Some authors speak of the index of refraction'' and the relative permittivity'' (or dielectric constant'') as real numbers, as if they do not warrant any discussion of complex numbers. Other authors speak of the complex index of refraction'' and the complex permittivity.'' But they all seem to agree that the index of refraction squared equals the permittivity.

Say the index of refraction is $n'+in''$ and the relative permittivity is $\epsilon'+i\epsilon''$. According to the authors who are only talking about real numbers, I have $n'^2=\epsilon'$. According to those who talk about complex numbers, I have $(n'+in'')^2=\epsilon'+i\epsilon''$. Together, those two equations seem extremely weird, so I can only believe that I am mistaken about something. I think that at least one of the statements I have made so far is incorrect.

Can someone please clear up my confusion? Thank you!

2. Jul 23, 2010

### K^2

You have to go back to wave equation to work it all out. For a linear medium, the wave equation becomes this.

$$\nabla^2 E = \mu \epsilon \frac{\partial^2}{\partial t^2}E$$

This works even if μ and ε are complex. So does this general solution.

$$E = A e^{i(k \cdot x - \omega t)}$$

Where A is arbitrary complex amplitude.
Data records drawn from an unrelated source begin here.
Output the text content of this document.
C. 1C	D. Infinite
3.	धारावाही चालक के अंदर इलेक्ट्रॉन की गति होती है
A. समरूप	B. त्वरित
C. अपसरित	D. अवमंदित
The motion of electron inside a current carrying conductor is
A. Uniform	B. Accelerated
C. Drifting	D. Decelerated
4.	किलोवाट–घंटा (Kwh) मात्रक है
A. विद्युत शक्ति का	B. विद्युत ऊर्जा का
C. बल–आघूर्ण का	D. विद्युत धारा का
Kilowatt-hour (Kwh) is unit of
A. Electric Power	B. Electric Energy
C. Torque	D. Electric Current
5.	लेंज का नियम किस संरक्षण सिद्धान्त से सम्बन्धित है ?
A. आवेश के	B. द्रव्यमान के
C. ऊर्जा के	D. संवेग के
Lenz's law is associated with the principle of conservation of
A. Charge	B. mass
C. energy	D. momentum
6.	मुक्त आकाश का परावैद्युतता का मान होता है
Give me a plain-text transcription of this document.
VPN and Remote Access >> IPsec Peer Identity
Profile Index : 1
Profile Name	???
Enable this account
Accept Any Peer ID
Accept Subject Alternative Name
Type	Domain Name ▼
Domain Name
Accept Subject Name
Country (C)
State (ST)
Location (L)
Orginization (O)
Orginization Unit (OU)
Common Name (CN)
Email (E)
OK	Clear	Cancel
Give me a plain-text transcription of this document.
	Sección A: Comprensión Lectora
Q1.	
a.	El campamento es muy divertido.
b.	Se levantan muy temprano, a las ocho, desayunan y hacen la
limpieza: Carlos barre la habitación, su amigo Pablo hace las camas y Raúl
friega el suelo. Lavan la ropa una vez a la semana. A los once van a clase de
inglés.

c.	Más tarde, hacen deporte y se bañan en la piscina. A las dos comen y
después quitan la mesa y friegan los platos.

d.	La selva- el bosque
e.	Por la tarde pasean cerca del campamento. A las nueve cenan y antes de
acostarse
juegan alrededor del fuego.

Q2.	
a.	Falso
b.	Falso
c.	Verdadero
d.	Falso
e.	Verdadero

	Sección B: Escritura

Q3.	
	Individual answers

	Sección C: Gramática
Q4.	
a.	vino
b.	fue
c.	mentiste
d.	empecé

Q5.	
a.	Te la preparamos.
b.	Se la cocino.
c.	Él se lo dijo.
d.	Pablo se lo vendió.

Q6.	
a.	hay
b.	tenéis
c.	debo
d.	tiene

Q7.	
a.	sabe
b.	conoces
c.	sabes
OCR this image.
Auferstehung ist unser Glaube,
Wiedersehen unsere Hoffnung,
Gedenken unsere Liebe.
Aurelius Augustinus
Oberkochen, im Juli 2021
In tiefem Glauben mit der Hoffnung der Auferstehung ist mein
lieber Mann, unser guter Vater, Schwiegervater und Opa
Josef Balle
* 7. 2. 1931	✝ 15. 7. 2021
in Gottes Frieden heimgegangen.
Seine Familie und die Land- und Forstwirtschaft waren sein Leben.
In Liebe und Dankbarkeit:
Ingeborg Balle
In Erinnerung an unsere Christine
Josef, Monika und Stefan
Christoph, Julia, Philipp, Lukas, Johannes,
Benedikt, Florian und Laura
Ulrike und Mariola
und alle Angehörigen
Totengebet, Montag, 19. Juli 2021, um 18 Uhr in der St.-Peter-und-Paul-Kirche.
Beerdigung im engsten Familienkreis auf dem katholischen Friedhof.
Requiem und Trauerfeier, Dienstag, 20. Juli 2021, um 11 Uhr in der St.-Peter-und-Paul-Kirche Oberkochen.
Substitution into the above yields the next line.

$$k^2 = \mu \epsilon \omega^2$$

Square of group velocity of the wave is then easy to deduce.

$$v_g^2 = \left(\frac{\partial \omega}{\partial k}\right)^2 = \frac{1}{\mu \epsilon}$$

And we know the definition of index of refraction.

$$n^2 = \frac{c^2}{v_g^2} = \mu \epsilon c^2$$

Why work with squares all the way to this point? Well, otherwise, in an earlier step, I would have had to take square root of 1/(με) to find group velocity, and that may be problematic if the quantity is complex. But keeping everything nice and squared, we can still work with it.

If you need to then work out real and complex components, there isn't really too much trouble.

$$Re(n^2) + i Im(n^2) = Re(\mu \epsilon c^2) + i Im(\mu \epsilon c^2)$$

Obviously that gives you two equations.

$$Re(n)^2 - Im(n)^2 = c^2 ( Re(\mu)Re(\epsilon) - Im(\mu)Im(\epsilon) )$$
$$2 Re(n)Im(n) = c^2 ( Re(\mu)Im(\epsilon) + Im(\mu)Re(\epsilon) )$$

If you have complete knowledge of μ and ε, you can easily solve this to find both Re(n) and Im(n).

3. Jul 24, 2010

### Antiphon

K^2 is right of course.

What happens is that in optics most materials are nonmagnetic and have a real mu equal to one. In that case the simple root relation works. In general though epsilon and mu are both complex.

The bottom line is that it takes two complex numbers to characterize an isotropic material at a given frequency. Using the index of refraction is insufficient in the general case but is a useful simplification for most optical materials.